LITHOGRAPHY: Lithography beyond the diffraction limit exploits Rabi oscillations
A new technique from Texas A&M University (TAMU) and The National Center of Mathematics & Physics (KACST) that uses two lasers and exploits molecular oscillations in the lithographic photoresist material is simple to implement and achieves arbitrarily small feature sizes.
According to the Rayleigh criterion, diffraction effects limit optical-lithography feature sizes to half the wavelength (λ/2) of the light used (semiconductor chipmakers who use optical lithography to create chip features smaller than λ/2 rely on multiple exposures and other specialized techniques). However, researchers continue to find ways to perform subwavelength lithography (without resorting to chipmakers’ tricks) to obtain even smaller feature sizes using unconventional nanolithography and immersion lithography techniques.

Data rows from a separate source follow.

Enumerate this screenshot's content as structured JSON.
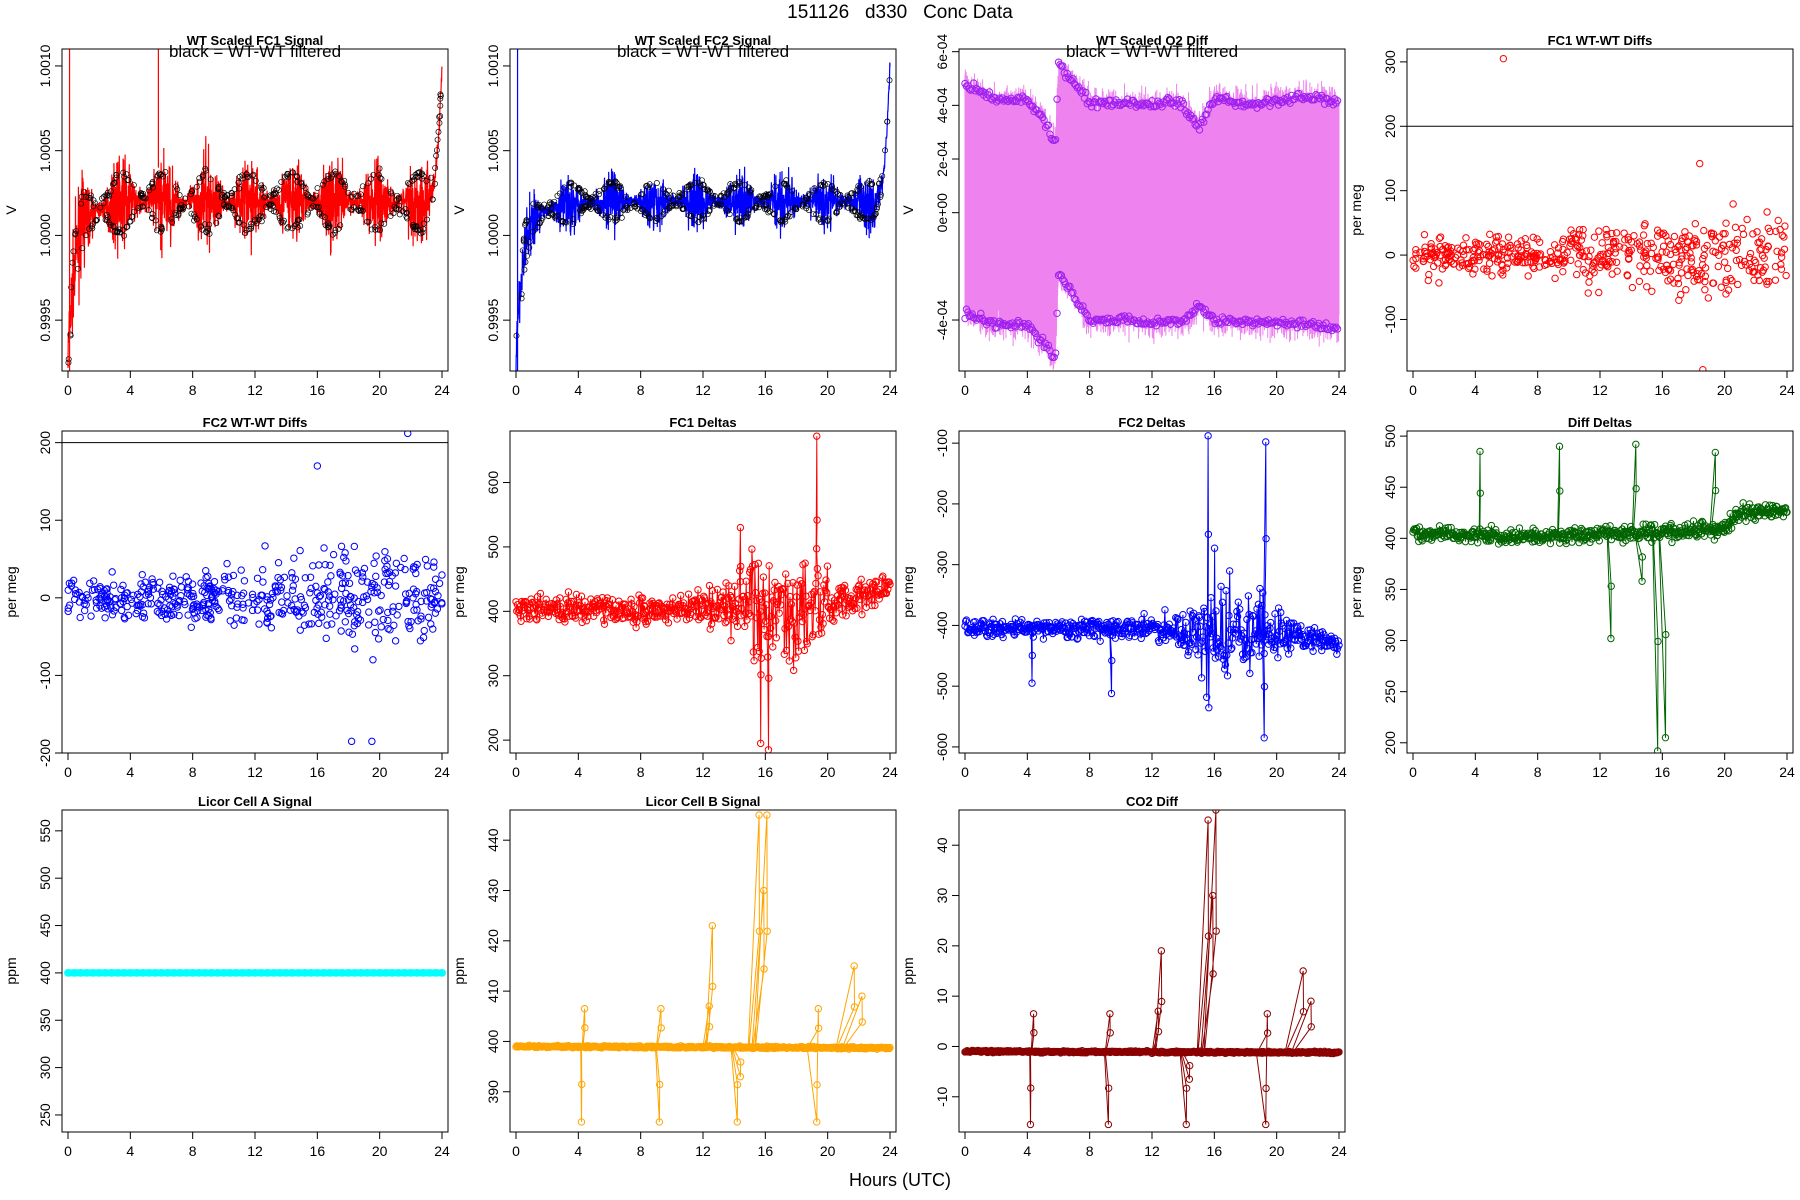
{
  "page": {
    "title": "151126   d330   Conc Data",
    "xlabel": "Hours (UTC)"
  },
  "chart_data": [
    {
      "id": "p1",
      "type": "line",
      "title": "WT Scaled FC1 Signal",
      "subtitle": "black = WT-WT filtered",
      "xlabel": "",
      "ylabel": "V",
      "xlim": [
        0,
        24
      ],
      "ylim": [
        0.9992,
        1.0011
      ],
      "yticks": [
        "0.9995",
        "1.0000",
        "1.0005",
        "1.0010"
      ],
      "ytick_values": [
        0.9995,
        1.0,
        1.0005,
        1.001
      ],
      "xticks": [
        0,
        4,
        8,
        12,
        16,
        20,
        24
      ],
      "grid": false,
      "color": "#ff0000",
      "x": [
        0,
        0.1,
        0.3,
        0.6,
        1,
        2,
        4,
        6,
        8,
        10,
        12,
        14,
        16,
        18,
        20,
        22,
        23,
        23.5,
        23.8,
        24
      ],
      "y": [
        0.9993,
        0.99945,
        0.9997,
        0.99995,
        1.0001,
        1.00015,
        1.0002,
        1.0002,
        1.0002,
        1.0002,
        1.0002,
        1.0002,
        1.0002,
        1.0002,
        1.0002,
        1.0002,
        1.0002,
        1.0003,
        1.0006,
        1.001
      ],
      "band": 0.0003,
      "overlay": {
        "name": "WT-WT filtered",
        "color": "#000000"
      }
    },
    {
      "id": "p2",
      "type": "line",
      "title": "WT Scaled FC2 Signal",
      "subtitle": "black = WT-WT filtered",
      "xlabel": "",
      "ylabel": "V",
      "xlim": [
        0,
        24
      ],
      "ylim": [
        0.9992,
        1.0011
      ],
      "yticks": [
        "0.9995",
        "1.0000",
        "1.0005",
        "1.0010"
      ],
      "ytick_values": [
        0.9995,
        1.0,
        1.0005,
        1.001
      ],
      "xticks": [
        0,
        4,
        8,
        12,
        16,
        20,
        24
      ],
      "grid": false,
      "color": "#0000ff",
      "x": [
        0,
        0.1,
        0.3,
        0.6,
        1,
        2,
        4,
        6,
        8,
        10,
        12,
        14,
        16,
        18,
        20,
        22,
        23,
        23.5,
        23.8,
        24
      ],
      "y": [
        0.9993,
        0.99945,
        0.9997,
        0.99995,
        1.0001,
        1.00015,
        1.0002,
        1.0002,
        1.0002,
        1.0002,
        1.0002,
        1.0002,
        1.0002,
        1.0002,
        1.0002,
        1.0002,
        1.0002,
        1.0003,
        1.0006,
        1.001
      ],
      "band": 0.0002,
      "overlay": {
        "name": "WT-WT filtered",
        "color": "#000000"
      }
    },
    {
      "id": "p3",
      "type": "line",
      "title": "WT Scaled O2 Diff",
      "subtitle": "black = WT-WT filtered",
      "xlabel": "",
      "ylabel": "V",
      "xlim": [
        0,
        24
      ],
      "ylim": [
        -0.00059,
        0.00061
      ],
      "yticks": [
        "-4e-04",
        "0e+00",
        "2e-04",
        "4e-04",
        "6e-04"
      ],
      "ytick_values": [
        -0.0004,
        0,
        0.0002,
        0.0004,
        0.0006
      ],
      "xticks": [
        0,
        4,
        8,
        12,
        16,
        20,
        24
      ],
      "grid": false,
      "color": "#ee82ee",
      "point_color": "#a020f0",
      "upper_x": [
        0,
        2,
        4,
        5,
        5.8,
        6,
        8,
        10,
        12,
        13,
        14,
        15,
        16,
        18,
        20,
        22,
        24
      ],
      "upper_y": [
        0.00048,
        0.00042,
        0.00042,
        0.00036,
        0.00026,
        0.00055,
        0.00041,
        0.00041,
        0.0004,
        0.00042,
        0.0004,
        0.00032,
        0.00043,
        0.0004,
        0.00042,
        0.00043,
        0.00041
      ],
      "lower_x": [
        0,
        2,
        4,
        5,
        5.8,
        6,
        8,
        10,
        12,
        13,
        14,
        15,
        16,
        18,
        20,
        22,
        24
      ],
      "lower_y": [
        -0.00038,
        -0.00041,
        -0.00042,
        -0.00048,
        -0.00055,
        -0.00022,
        -0.0004,
        -0.0004,
        -0.00041,
        -0.0004,
        -0.00041,
        -0.00034,
        -0.0004,
        -0.00041,
        -0.00041,
        -0.00042,
        -0.00043
      ]
    },
    {
      "id": "p4",
      "type": "scatter",
      "title": "FC1 WT-WT Diffs",
      "xlabel": "",
      "ylabel": "per meg",
      "xlim": [
        0,
        24
      ],
      "ylim": [
        -180,
        320
      ],
      "yticks": [
        "-100",
        "0",
        "100",
        "200",
        "300"
      ],
      "ytick_values": [
        -100,
        0,
        100,
        200,
        300
      ],
      "xticks": [
        0,
        4,
        8,
        12,
        16,
        20,
        24
      ],
      "grid": false,
      "color": "#ff0000",
      "hline": 200,
      "spread": [
        [
          0,
          25
        ],
        [
          8,
          35
        ],
        [
          14,
          55
        ],
        [
          20,
          65
        ],
        [
          24,
          50
        ]
      ],
      "outliers": [
        {
          "x": 5.8,
          "y": 305
        },
        {
          "x": 18.6,
          "y": -178
        },
        {
          "x": 18.4,
          "y": 142
        }
      ]
    },
    {
      "id": "p5",
      "type": "scatter",
      "title": "FC2 WT-WT Diffs",
      "xlabel": "",
      "ylabel": "per meg",
      "xlim": [
        0,
        24
      ],
      "ylim": [
        -200,
        215
      ],
      "yticks": [
        "-200",
        "-100",
        "0",
        "100",
        "200"
      ],
      "ytick_values": [
        -200,
        -100,
        0,
        100,
        200
      ],
      "xticks": [
        0,
        4,
        8,
        12,
        16,
        20,
        24
      ],
      "grid": false,
      "color": "#0000ff",
      "hline": 200,
      "spread": [
        [
          0,
          25
        ],
        [
          8,
          30
        ],
        [
          14,
          45
        ],
        [
          20,
          70
        ],
        [
          24,
          45
        ]
      ],
      "outliers": [
        {
          "x": 21.8,
          "y": 212
        },
        {
          "x": 18.2,
          "y": -185
        },
        {
          "x": 19.5,
          "y": -185
        },
        {
          "x": 16,
          "y": 170
        }
      ]
    },
    {
      "id": "p6",
      "type": "line",
      "title": "FC1 Deltas",
      "xlabel": "",
      "ylabel": "per meg",
      "xlim": [
        0,
        24
      ],
      "ylim": [
        180,
        680
      ],
      "yticks": [
        "200",
        "300",
        "400",
        "500",
        "600"
      ],
      "ytick_values": [
        200,
        300,
        400,
        500,
        600
      ],
      "xticks": [
        0,
        4,
        8,
        12,
        16,
        20,
        24
      ],
      "grid": false,
      "color": "#ff0000",
      "base": [
        [
          0,
          405
        ],
        [
          8,
          402
        ],
        [
          12,
          405
        ],
        [
          14,
          410
        ],
        [
          18,
          405
        ],
        [
          22,
          425
        ],
        [
          24,
          430
        ]
      ],
      "noise": [
        [
          0,
          20
        ],
        [
          12,
          22
        ],
        [
          14.5,
          60
        ],
        [
          16,
          90
        ],
        [
          19,
          80
        ],
        [
          21,
          30
        ],
        [
          24,
          25
        ]
      ],
      "spikes": [
        {
          "x": 19.3,
          "y": 672
        },
        {
          "x": 16.2,
          "y": 185
        },
        {
          "x": 15.7,
          "y": 195
        },
        {
          "x": 14.4,
          "y": 530
        }
      ]
    },
    {
      "id": "p7",
      "type": "line",
      "title": "FC2 Deltas",
      "xlabel": "",
      "ylabel": "per meg",
      "xlim": [
        0,
        24
      ],
      "ylim": [
        -610,
        -80
      ],
      "yticks": [
        "-600",
        "-500",
        "-400",
        "-300",
        "-200",
        "-100"
      ],
      "ytick_values": [
        -600,
        -500,
        -400,
        -300,
        -200,
        -100
      ],
      "xticks": [
        0,
        4,
        8,
        12,
        16,
        20,
        24
      ],
      "grid": false,
      "color": "#0000ff",
      "base": [
        [
          0,
          -405
        ],
        [
          8,
          -403
        ],
        [
          12,
          -405
        ],
        [
          14,
          -410
        ],
        [
          18,
          -415
        ],
        [
          22,
          -420
        ],
        [
          24,
          -430
        ]
      ],
      "noise": [
        [
          0,
          15
        ],
        [
          12,
          18
        ],
        [
          14.5,
          40
        ],
        [
          15.7,
          110
        ],
        [
          19,
          70
        ],
        [
          21,
          25
        ],
        [
          24,
          20
        ]
      ],
      "spikes": [
        {
          "x": 15.6,
          "y": -88
        },
        {
          "x": 19.3,
          "y": -98
        },
        {
          "x": 19.2,
          "y": -585
        },
        {
          "x": 4.3,
          "y": -495
        },
        {
          "x": 9.4,
          "y": -512
        }
      ]
    },
    {
      "id": "p8",
      "type": "line",
      "title": "Diff Deltas",
      "xlabel": "",
      "ylabel": "per meg",
      "xlim": [
        0,
        24
      ],
      "ylim": [
        190,
        505
      ],
      "yticks": [
        "200",
        "250",
        "300",
        "350",
        "400",
        "450",
        "500"
      ],
      "ytick_values": [
        200,
        250,
        300,
        350,
        400,
        450,
        500
      ],
      "xticks": [
        0,
        4,
        8,
        12,
        16,
        20,
        24
      ],
      "grid": false,
      "color": "#006400",
      "base": [
        [
          0,
          405
        ],
        [
          8,
          402
        ],
        [
          14,
          405
        ],
        [
          18,
          408
        ],
        [
          20,
          410
        ],
        [
          21,
          425
        ],
        [
          24,
          427
        ]
      ],
      "noise": [
        [
          0,
          7
        ],
        [
          24,
          8
        ]
      ],
      "spikes": [
        {
          "x": 4.3,
          "y": 485
        },
        {
          "x": 9.4,
          "y": 490
        },
        {
          "x": 14.3,
          "y": 492
        },
        {
          "x": 19.4,
          "y": 484
        },
        {
          "x": 15.7,
          "y": 192
        },
        {
          "x": 16.2,
          "y": 205
        },
        {
          "x": 12.7,
          "y": 302
        },
        {
          "x": 14.7,
          "y": 358
        }
      ]
    },
    {
      "id": "p9",
      "type": "line",
      "title": "Licor Cell A Signal",
      "xlabel": "",
      "ylabel": "ppm",
      "xlim": [
        0,
        24
      ],
      "ylim": [
        232,
        572
      ],
      "yticks": [
        "250",
        "300",
        "350",
        "400",
        "450",
        "500",
        "550"
      ],
      "ytick_values": [
        250,
        300,
        350,
        400,
        450,
        500,
        550
      ],
      "xticks": [
        0,
        4,
        8,
        12,
        16,
        20,
        24
      ],
      "grid": false,
      "color": "#00ffff",
      "x": [
        0,
        24
      ],
      "y": [
        400,
        400
      ]
    },
    {
      "id": "p10",
      "type": "line",
      "title": "Licor Cell B Signal",
      "xlabel": "",
      "ylabel": "ppm",
      "xlim": [
        0,
        24
      ],
      "ylim": [
        382,
        446
      ],
      "yticks": [
        "390",
        "400",
        "410",
        "420",
        "430",
        "440"
      ],
      "ytick_values": [
        390,
        400,
        410,
        420,
        430,
        440
      ],
      "xticks": [
        0,
        4,
        8,
        12,
        16,
        20,
        24
      ],
      "grid": false,
      "color": "#ffa500",
      "base": [
        [
          0,
          399
        ],
        [
          24,
          398.7
        ]
      ],
      "noise": [
        [
          0,
          0.2
        ],
        [
          24,
          0.2
        ]
      ],
      "spikes": [
        {
          "x": 4.2,
          "y": 384
        },
        {
          "x": 4.4,
          "y": 406.5
        },
        {
          "x": 9.2,
          "y": 384
        },
        {
          "x": 9.3,
          "y": 406.5
        },
        {
          "x": 14.2,
          "y": 384
        },
        {
          "x": 14.4,
          "y": 393
        },
        {
          "x": 19.3,
          "y": 384
        },
        {
          "x": 19.4,
          "y": 406.5
        },
        {
          "x": 12.6,
          "y": 423
        },
        {
          "x": 15.6,
          "y": 445
        },
        {
          "x": 16.1,
          "y": 445
        },
        {
          "x": 15.9,
          "y": 430
        },
        {
          "x": 21.7,
          "y": 415
        },
        {
          "x": 22.2,
          "y": 409
        },
        {
          "x": 12.4,
          "y": 407
        }
      ]
    },
    {
      "id": "p11",
      "type": "line",
      "title": "CO2 Diff",
      "xlabel": "",
      "ylabel": "ppm",
      "xlim": [
        0,
        24
      ],
      "ylim": [
        -17,
        47
      ],
      "yticks": [
        "-10",
        "0",
        "10",
        "20",
        "30",
        "40"
      ],
      "ytick_values": [
        -10,
        0,
        10,
        20,
        30,
        40
      ],
      "xticks": [
        0,
        4,
        8,
        12,
        16,
        20,
        24
      ],
      "grid": false,
      "color": "#8b0000",
      "base": [
        [
          0,
          -1
        ],
        [
          24,
          -1.2
        ]
      ],
      "noise": [
        [
          0,
          0.2
        ],
        [
          24,
          0.2
        ]
      ],
      "spikes": [
        {
          "x": 4.2,
          "y": -15.5
        },
        {
          "x": 4.4,
          "y": 6.5
        },
        {
          "x": 9.2,
          "y": -15.5
        },
        {
          "x": 9.3,
          "y": 6.5
        },
        {
          "x": 14.2,
          "y": -15.5
        },
        {
          "x": 14.4,
          "y": -6.5
        },
        {
          "x": 19.3,
          "y": -15.5
        },
        {
          "x": 19.4,
          "y": 6.5
        },
        {
          "x": 12.6,
          "y": 19
        },
        {
          "x": 15.6,
          "y": 45
        },
        {
          "x": 16.1,
          "y": 47
        },
        {
          "x": 15.9,
          "y": 30
        },
        {
          "x": 21.7,
          "y": 15
        },
        {
          "x": 22.2,
          "y": 9
        },
        {
          "x": 12.4,
          "y": 7
        }
      ]
    }
  ]
}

Many attempts have been made to advance this field beyond the current limit set by the wavelength of the laser used. These methods are usually based on multiphoton processes, multiple beams, and/or quantum entanglement, making the implementation of these schemes extremely difficult. But a new technique from Texas A&M University (TAMU; College Station, TX) and The National Center of Mathematics & Physics (KACST; Riyadh, Saudi Arabia) that uses two lasers and exploits molecular oscillations in the lithographic photoresist material is simple to implement and achieves arbitrarily small feature sizes.1
When light is incident on an atom or molecule, the electrons within undergo oscillations between the ground state and an excited state. These oscillations are called Rabi oscillations, and their frequency is directly proportional to the intensity of the incident light. In the method proposed by the TAMU-KACST team, a laser at one frequency that is resonant with the energy difference between the ground and an excited state of the atoms within the photoresist material is launched into the photoresist to induce Rabi oscillations. Next, a second laser with a different frequency dissociates the molecules in the excited state, but does not affect those in the ground state. The effect on the dissociated molecules is a change in their chemical properties, especially their solubility. The resulting photoresist patterns are then dependent on the spatial distribution of the excited state induced by the first laser pulse.
The Rabi oscillations induced in the photoresist (by a standing wave created by a laser beam) modulate the number of atoms in the excited state, resulting in a subwavelength spatial pattern in the photoresist with a resolution on the order of the wavelength divided by the number of Rabi cycles. By increasing the intensity of the incident field, the number of Rabi oscillations can be increased, thereby increasing the resolution of the lithographic pattern.
|FIGURE. A two-dimensional photoresist pattern spells out the words TAMU KACST using the Rabi oscillation-based lithography method. (Courtesy of Texas A&M University and KACST)|
To use the Rabi oscillation model in an actual physical lithography setup, the researchers have explored some possible photoresist materials and laser parameters (see figure). For 1-bromonaphthalene, for example, with a 5 ps decoherence time and laser peak power values of 2.17 GW/cm2 for the beam responsible for Rabi oscillations and 0.13 MW/cm2 for the dissociation laser, feature sizes on the order of λ/10 are possible for a region with dimensions around 10λ. Creating larger patterns in, say, a 1000λ-sized region is possible at those same laser powers using a phase mask and a mask containing 10λ holes.
“Our method for sub-wavelength lithography is only a single preparation step away from the currently implemented lithographic process,” says M. Suhail Zubairy, professor of physics at Texas A&M University. “The beauty of this method is that it is possible to generate nanoscale patterns, and at present efforts are underway at TAMU to implement this scheme in NV [nitrogen vacancy] diamond structures.”
1. M. Suhail Zubairy, FiO 2011, paper FTuM1 (October 2011).